Александр Прозоров - Соломея и Кудеяр
– Путь в Москву долгий, племянник. Присмотрись к нему, приблизь, познакомься. Коли притретесь, я в Разрядном приказе договорюсь и дядькой его к тебе припишу, вместе на воеводство встанете. А нет… – Воевода пожал плечами. – Нет, так другого найдем. Через себя переступать тоже ни к чему. Но сей меч, княже, стал бы тебе зело на пользу!
– Я знаю, дядя, – кивнул юный Иван Федорович, – ты ищешь мне добра.
* * *Закон степей делит год на два времени – время жизни и время смерти. Время жизни приходит в мае, окрашивая мир в алый цвет, укрывая всю землю ковром тюльпанов от края и до края. Это время, когда сочная трава идет в рост с такой стремительностью, что сколько ни ешь – ее все равно только больше становится. Это время, когда степняку открыты пути во все края света, ибо везде его скакун найдет себе водопой и богатое пастбище, а родные табуны и отары останутся тучными даже под присмотром малых детей и немощных стариков.

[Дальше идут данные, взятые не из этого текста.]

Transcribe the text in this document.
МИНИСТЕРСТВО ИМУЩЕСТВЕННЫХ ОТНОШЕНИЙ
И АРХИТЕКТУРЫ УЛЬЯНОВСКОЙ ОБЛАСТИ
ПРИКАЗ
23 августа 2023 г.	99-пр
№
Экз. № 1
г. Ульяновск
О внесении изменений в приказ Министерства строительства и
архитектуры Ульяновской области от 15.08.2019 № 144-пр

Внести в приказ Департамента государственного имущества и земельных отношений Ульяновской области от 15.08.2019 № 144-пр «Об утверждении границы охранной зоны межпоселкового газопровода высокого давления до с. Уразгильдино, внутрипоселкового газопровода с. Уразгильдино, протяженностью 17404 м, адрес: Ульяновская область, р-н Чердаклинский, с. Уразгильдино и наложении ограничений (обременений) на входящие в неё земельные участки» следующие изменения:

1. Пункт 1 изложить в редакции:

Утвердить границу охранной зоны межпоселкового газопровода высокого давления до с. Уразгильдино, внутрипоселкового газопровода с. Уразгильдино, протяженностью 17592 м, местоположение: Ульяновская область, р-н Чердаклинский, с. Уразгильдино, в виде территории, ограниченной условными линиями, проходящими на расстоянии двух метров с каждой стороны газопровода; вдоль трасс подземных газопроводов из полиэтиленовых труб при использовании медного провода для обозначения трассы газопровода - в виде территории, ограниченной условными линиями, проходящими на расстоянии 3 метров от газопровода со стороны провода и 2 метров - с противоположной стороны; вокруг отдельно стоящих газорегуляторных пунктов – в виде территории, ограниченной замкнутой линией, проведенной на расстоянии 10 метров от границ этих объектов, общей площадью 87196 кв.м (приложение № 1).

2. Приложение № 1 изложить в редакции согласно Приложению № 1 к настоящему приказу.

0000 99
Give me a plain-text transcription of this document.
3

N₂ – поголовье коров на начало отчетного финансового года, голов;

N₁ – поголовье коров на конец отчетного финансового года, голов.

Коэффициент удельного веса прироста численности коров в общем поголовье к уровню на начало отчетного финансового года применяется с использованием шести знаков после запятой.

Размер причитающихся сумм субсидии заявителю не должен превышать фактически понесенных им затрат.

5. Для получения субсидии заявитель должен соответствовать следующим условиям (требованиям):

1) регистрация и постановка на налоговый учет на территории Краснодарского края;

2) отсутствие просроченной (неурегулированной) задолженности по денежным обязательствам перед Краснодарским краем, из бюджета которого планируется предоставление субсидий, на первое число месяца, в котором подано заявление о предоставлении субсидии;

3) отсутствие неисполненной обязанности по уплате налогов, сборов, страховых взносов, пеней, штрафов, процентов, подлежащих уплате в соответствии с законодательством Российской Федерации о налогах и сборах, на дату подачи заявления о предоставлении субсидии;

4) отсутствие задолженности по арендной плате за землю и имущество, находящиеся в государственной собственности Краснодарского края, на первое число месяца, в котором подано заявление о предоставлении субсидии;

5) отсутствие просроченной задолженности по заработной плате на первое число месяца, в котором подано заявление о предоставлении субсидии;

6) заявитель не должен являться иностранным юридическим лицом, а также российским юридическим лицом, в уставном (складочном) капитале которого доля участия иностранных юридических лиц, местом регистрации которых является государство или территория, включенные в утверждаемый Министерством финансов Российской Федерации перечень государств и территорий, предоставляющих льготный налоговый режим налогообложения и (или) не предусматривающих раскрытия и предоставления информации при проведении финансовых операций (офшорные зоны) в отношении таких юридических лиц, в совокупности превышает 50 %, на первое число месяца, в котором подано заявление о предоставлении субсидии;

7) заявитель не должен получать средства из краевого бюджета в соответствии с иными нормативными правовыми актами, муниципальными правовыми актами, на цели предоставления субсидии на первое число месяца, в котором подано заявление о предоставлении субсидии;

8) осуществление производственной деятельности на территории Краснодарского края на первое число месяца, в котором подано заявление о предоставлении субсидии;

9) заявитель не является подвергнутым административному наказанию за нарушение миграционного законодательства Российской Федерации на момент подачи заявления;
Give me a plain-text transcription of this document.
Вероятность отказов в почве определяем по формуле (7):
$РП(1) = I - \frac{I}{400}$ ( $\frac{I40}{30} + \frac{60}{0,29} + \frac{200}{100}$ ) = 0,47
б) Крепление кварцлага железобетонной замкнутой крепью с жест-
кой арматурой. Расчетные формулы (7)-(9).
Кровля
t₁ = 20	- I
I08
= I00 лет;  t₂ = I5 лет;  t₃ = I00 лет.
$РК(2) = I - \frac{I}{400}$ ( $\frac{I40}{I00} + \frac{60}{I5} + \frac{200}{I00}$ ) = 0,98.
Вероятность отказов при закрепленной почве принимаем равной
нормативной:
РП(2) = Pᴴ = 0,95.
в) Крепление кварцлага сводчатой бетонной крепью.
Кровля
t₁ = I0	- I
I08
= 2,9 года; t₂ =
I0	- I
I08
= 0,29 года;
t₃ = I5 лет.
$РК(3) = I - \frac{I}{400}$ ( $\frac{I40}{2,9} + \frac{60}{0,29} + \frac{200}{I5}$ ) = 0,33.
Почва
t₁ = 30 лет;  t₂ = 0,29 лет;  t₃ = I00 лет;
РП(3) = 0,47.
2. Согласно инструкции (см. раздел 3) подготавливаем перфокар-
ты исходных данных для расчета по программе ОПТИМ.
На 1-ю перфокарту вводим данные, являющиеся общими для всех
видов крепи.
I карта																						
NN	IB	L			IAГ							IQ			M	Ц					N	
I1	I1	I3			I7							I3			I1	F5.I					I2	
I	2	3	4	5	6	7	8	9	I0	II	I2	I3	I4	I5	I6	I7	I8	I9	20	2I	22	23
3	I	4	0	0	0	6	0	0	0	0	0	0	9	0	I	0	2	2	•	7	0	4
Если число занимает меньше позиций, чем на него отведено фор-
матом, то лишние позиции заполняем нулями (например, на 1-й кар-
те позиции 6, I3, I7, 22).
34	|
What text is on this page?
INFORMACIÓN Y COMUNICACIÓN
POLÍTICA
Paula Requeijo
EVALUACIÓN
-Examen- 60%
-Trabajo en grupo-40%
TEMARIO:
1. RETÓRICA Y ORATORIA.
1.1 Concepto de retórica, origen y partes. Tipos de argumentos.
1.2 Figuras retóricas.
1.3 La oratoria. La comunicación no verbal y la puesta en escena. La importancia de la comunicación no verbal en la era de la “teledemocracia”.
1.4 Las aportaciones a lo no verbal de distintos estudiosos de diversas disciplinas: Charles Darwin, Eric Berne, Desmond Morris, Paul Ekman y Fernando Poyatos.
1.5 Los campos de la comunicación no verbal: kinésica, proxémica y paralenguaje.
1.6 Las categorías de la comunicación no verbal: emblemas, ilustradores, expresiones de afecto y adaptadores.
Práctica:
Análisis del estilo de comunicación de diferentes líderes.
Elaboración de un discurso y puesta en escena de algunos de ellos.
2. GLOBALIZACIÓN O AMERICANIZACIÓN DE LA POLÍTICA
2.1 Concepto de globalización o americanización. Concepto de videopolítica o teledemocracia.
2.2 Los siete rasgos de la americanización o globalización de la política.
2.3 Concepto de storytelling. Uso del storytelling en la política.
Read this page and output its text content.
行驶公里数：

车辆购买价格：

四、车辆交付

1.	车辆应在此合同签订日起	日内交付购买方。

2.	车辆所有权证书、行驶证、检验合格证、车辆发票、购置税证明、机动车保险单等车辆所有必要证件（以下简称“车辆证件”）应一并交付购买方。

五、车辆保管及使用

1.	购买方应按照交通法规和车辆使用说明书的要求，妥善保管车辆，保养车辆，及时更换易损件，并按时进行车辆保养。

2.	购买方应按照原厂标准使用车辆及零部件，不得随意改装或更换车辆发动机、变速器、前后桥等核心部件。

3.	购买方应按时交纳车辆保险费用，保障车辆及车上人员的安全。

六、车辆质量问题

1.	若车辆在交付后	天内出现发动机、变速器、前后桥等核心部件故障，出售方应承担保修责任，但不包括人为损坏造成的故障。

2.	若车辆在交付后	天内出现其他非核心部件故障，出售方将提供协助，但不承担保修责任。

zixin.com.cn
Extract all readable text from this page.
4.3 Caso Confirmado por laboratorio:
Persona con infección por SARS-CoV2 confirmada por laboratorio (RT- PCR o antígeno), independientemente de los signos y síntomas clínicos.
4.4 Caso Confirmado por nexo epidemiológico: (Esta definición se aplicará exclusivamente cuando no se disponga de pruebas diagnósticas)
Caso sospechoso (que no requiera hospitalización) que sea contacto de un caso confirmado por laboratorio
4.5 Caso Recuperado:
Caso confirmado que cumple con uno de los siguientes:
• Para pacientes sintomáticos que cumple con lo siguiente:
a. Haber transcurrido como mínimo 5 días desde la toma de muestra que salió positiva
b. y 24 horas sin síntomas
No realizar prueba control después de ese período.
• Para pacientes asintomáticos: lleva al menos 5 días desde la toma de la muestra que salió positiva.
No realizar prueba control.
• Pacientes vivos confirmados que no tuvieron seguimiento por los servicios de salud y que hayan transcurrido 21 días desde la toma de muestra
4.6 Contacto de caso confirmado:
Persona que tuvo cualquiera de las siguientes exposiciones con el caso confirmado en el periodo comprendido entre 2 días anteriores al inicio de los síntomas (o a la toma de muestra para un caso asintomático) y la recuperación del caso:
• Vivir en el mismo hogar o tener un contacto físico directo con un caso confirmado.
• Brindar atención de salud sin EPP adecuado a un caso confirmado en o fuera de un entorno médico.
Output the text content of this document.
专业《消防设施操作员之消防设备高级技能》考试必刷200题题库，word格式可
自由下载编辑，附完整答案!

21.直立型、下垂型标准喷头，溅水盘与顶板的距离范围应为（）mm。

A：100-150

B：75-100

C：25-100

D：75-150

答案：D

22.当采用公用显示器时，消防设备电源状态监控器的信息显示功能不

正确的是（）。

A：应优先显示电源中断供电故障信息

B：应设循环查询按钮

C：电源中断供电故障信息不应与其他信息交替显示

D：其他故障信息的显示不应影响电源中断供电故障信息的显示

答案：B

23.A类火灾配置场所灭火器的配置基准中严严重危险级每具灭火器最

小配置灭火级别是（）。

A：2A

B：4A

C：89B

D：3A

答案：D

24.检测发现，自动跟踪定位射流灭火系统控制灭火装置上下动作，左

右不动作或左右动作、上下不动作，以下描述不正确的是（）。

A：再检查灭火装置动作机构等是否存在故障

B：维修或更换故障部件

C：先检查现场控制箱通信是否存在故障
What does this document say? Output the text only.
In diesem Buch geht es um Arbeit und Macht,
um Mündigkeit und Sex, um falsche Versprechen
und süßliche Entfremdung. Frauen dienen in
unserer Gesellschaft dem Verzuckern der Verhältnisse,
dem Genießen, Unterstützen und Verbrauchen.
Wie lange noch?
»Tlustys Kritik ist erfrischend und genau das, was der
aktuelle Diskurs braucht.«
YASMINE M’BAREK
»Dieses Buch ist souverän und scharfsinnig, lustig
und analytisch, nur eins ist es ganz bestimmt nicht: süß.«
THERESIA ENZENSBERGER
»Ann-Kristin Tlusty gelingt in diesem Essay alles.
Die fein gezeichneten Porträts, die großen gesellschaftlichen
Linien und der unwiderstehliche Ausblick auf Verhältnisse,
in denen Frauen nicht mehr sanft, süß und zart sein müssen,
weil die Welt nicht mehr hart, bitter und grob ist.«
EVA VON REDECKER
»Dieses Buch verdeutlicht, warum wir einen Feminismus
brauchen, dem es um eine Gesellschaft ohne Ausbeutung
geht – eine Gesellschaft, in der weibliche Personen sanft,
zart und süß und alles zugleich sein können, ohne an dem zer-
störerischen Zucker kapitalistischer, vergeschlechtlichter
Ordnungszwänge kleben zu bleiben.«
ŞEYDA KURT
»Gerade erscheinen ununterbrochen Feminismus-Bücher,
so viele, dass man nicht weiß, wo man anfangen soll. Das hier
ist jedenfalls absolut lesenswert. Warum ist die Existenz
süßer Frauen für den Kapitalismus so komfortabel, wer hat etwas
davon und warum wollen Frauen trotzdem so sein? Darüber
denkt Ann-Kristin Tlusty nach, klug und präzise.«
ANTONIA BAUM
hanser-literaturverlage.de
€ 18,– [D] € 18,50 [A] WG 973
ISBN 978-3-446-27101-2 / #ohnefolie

Однако проходит лето, и первый снег знаменует приход времени смерти – и горе тому, кого этот час застанет в дальнем походе. Зима – это время, когда сильные худеют, а слабые умирают, ибо каждую травинку и лошади, и овце приходится выкапывать из-под сугробов, и эту травинку еще нужно найти, и она должна оказаться достаточно большой, чтобы хоть как-то наполнить брюхо. Зимой у лошадей нет времени для переходов, ибо тот, кто не роет снег днем и ночью, обречен на гибель. И потому все время от первого до последнего снега кочевники проводят на зимних кочевьях, моля богов, чтобы холода не задержались, чтобы дров хватило до тепла, а волки, голодные ничуть не менее людей, не согнали табуны и отары с уже разрытых пастбищ, еще с осени оставленных для тебеневки, на нищую глубокую целину.
Но что есть смерть для степных разбойников – то радость и покой для всех их соседей. И в то время, как лихие татарские сотни, рассыпаясь на рода и семьи, уходят к зимним кочевьям, дабы приготовиться к холодам, – боярское ополчение возвращается домой, к родным усадьбам и семьям, ибо до весны стеречь южное порубежье нет никакой нужды. Не от кого.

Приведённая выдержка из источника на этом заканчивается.